Sunday, April 30, 2006

Moneyball

I should've been spending my off-time weekend preping my reels for future gigs, but I ended up reading Moneyball: The Art of Winning an Unfair Game.

The baseball is a quinssential American past time, an institution with long history. But I thought, Hollywood is also a quinssential American past time, an institution with long history. The baseball players are much like Hollywood stars, paid in millions. (The baseball scouts in the book insist the future MLB stars must have the look and the body. Sound familiar?) Studio execs are like MLB General Managers. What if a Hollywood studio was to operate like Oakland A's with more analytical and scientifical approach? What if the studios made more movies at modest budgets with promising stars, instead of swing-for-the-fences blockbusters with bank-breaking stars? Wouldn't that be something? (Yeah, I know Disney tried that in mid-90s, but that didn't pan out under rising influence of indie scenes.)

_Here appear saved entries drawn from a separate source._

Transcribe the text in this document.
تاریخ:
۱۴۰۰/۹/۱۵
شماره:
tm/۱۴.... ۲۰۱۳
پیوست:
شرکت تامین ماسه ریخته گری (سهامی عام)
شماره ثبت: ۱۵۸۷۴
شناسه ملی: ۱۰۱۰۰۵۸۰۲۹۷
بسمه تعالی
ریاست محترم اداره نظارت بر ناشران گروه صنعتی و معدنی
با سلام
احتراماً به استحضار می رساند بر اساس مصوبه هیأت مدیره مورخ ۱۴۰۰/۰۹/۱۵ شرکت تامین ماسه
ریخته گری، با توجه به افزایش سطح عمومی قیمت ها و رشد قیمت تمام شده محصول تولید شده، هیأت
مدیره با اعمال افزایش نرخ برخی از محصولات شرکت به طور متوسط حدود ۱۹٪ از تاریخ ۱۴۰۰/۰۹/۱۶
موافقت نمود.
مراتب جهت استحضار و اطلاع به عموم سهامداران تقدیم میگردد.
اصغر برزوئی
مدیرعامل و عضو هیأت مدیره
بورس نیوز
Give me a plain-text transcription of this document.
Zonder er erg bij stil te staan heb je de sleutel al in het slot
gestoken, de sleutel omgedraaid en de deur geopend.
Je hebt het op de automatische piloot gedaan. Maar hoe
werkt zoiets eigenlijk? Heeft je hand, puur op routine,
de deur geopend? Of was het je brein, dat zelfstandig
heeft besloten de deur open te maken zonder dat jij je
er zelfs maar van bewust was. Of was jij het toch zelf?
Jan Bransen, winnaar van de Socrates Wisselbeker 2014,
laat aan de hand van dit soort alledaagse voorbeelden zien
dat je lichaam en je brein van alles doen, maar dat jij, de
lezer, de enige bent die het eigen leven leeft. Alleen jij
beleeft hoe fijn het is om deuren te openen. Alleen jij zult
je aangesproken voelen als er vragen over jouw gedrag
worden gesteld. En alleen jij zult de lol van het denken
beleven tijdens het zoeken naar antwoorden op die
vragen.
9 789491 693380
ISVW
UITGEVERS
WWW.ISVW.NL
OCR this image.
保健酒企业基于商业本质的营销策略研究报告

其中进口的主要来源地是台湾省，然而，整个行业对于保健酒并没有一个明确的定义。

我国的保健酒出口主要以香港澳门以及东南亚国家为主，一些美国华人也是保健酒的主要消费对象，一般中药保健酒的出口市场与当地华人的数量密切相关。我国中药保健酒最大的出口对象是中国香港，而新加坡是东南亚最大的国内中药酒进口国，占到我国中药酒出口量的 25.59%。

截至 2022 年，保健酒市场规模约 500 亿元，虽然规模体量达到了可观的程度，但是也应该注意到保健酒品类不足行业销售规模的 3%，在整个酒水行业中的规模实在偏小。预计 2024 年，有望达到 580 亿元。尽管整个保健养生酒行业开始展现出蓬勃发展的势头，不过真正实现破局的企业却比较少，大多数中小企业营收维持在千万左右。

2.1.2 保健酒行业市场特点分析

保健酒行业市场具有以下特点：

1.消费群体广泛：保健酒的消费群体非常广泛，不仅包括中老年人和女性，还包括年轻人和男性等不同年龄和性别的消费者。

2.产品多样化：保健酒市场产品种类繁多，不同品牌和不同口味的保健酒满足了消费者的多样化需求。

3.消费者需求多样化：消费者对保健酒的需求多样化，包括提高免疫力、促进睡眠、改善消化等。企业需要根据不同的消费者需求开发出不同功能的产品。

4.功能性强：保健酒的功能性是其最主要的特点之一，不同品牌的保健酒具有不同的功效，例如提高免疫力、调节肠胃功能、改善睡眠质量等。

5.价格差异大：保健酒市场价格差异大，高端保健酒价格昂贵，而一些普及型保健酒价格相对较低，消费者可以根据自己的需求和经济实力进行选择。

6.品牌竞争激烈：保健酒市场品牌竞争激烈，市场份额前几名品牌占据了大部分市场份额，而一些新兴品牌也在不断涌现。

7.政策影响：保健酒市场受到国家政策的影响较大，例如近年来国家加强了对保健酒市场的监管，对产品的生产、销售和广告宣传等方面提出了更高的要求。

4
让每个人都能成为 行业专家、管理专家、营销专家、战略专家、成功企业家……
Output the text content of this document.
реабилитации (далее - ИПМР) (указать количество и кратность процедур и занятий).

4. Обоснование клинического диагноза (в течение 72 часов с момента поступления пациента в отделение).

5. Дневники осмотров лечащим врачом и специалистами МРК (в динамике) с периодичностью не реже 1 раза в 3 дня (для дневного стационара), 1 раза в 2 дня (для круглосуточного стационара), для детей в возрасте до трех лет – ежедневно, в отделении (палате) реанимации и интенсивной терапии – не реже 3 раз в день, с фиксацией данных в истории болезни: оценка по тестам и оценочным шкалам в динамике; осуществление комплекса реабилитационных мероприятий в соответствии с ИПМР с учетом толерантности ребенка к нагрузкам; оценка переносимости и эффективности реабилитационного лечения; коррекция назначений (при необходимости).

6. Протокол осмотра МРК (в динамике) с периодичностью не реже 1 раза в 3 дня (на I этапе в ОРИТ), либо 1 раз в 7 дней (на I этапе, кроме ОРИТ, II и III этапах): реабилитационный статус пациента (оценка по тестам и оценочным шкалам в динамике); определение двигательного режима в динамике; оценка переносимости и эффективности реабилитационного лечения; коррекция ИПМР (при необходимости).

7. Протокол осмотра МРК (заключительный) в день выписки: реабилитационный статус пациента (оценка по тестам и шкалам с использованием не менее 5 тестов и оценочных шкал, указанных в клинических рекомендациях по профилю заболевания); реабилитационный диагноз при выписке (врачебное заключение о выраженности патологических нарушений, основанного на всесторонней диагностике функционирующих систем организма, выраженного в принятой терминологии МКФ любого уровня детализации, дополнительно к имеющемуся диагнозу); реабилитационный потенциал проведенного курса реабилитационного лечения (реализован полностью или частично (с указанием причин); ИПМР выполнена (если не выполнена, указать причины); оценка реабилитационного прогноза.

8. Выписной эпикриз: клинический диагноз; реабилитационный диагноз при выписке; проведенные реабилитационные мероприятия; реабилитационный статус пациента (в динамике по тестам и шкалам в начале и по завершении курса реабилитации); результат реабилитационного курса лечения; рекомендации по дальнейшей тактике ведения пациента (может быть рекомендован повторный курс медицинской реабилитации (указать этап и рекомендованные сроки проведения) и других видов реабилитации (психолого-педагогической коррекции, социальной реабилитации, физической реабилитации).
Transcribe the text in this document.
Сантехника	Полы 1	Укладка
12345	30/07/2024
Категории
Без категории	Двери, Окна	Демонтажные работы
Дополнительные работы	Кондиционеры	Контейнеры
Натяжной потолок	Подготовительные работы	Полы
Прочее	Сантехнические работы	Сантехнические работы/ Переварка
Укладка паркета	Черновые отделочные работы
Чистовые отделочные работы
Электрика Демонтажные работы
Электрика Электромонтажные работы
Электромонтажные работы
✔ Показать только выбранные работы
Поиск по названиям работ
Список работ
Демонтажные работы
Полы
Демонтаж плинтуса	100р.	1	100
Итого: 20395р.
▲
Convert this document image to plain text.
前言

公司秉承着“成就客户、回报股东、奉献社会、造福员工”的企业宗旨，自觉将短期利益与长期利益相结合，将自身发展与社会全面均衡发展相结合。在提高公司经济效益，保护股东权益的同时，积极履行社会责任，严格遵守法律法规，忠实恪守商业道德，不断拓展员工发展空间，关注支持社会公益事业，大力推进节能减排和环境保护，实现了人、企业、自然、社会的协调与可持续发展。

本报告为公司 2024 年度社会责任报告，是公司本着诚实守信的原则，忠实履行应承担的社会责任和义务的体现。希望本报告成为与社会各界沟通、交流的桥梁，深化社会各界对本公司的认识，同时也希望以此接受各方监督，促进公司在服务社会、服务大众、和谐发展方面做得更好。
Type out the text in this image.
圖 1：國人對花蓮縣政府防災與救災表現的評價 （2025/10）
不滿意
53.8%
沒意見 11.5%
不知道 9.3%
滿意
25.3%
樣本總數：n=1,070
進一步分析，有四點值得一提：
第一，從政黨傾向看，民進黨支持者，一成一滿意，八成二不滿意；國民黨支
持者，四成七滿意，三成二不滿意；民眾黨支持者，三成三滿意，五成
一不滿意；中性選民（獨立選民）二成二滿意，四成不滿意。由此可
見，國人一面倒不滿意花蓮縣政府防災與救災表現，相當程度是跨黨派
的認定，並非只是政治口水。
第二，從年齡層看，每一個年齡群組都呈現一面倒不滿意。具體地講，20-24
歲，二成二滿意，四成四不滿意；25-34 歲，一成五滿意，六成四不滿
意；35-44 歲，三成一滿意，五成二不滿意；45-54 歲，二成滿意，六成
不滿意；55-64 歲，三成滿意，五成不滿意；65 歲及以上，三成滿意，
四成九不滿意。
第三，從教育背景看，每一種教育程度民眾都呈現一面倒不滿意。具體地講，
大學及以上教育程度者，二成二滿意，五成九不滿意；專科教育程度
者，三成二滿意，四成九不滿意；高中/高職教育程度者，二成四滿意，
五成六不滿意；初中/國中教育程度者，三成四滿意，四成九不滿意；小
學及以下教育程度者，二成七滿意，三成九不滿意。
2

The book proved me one thing, and one thing only: people hate to think, hate to change, hate to innovate, if they can coast by it without too much difficulty. The great opportuntities await for people challenging the conventions, milking their creative juice to find the opening where none dare to look. I strive to be one of those people.

This book proved itself by explaing the reason why American dream team lost in the first World Baseball Classic, and small ball Japanese team came out on top. (After losing two straight games to Korean team, by the way.)